Der Korsar stand unbeweglich lauschend neben dem Feuer, den Degen in der Hand und die Augen auf das nahe Buschwerk gerichtet, um dem Überfall der Bestie zuvorzukommen. Carmaux und der Neger standen hinter ihm, der eine mit der Enterpike, der andere mit dem Gewehr, das er mit dem Kolben nach oben hielt, um ihn gegebenenfalls als Axt zu gebrauchen.
Das Blätterrascheln hielt noch eine Weile an. Der Jaguar schien nur langsam näher zu kommen. Mit einem Male hörte jedes Geräusch auf. Der Korsar hatte sich vorgebeugt, um besser hören zu können. Als er den Kopf wieder hob, begegneten seine Blicke zwei leuchtenden Punkten, die durch das dichte Gebüsch funkelten. Sie waren unbeweglich und hatten einen grünlich phosphoreszierenden Schein.

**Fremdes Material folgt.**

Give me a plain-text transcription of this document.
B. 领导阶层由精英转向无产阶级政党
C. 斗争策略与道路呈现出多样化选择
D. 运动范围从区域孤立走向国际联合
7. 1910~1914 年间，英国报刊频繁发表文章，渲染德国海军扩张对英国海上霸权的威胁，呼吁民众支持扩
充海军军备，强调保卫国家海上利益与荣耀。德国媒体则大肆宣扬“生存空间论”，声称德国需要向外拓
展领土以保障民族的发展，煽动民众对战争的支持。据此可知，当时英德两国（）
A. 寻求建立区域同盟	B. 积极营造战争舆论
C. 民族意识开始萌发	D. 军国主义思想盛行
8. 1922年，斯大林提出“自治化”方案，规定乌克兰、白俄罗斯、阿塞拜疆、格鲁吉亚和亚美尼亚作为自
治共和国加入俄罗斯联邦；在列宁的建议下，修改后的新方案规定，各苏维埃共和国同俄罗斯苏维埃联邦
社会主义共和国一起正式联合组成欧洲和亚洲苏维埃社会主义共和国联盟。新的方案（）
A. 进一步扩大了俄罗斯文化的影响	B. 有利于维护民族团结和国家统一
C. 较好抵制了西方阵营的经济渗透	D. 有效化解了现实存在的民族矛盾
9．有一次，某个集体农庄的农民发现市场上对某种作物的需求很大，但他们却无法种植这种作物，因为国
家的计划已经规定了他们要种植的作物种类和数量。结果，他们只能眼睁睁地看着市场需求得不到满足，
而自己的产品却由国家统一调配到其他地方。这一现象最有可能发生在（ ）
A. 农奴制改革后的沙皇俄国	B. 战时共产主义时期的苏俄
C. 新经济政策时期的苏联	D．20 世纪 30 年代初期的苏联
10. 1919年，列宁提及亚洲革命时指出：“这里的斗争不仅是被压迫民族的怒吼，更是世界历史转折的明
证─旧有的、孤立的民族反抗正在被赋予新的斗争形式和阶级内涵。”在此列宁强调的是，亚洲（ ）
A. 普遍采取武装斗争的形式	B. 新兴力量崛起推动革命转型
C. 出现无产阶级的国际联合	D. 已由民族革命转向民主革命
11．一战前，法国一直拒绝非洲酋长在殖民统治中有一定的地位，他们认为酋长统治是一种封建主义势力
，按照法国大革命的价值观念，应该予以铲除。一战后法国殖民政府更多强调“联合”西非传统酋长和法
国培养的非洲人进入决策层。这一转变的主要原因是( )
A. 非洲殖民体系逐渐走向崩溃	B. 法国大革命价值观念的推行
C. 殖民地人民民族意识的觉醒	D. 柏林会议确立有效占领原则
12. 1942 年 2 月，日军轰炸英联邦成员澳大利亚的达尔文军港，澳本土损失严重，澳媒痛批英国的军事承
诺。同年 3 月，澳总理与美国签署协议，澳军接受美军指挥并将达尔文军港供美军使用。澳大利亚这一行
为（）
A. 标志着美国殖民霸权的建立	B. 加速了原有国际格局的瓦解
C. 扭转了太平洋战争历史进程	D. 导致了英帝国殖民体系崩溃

»Da ist er«, murmelte Carmaux. »Er will uns angreifen.«
»Ich erwarte ihn«, antwortete der Korsar vollkommen ruhig.
»Diese Kaltblütigkeit!« dachte der Flibustier. »Der würde sich nicht einmal vor dem Teufel und seinen gefallenen Engeln fürchten!«
Der Jaguar blieb etwa dreißig Schritt von der Gruppe entfernt stehen. Er schien unentschlossen. Beunruhigte ihn das zu Füßen des Baumes brennende Feuer oder die energische Haltung des Korsaren?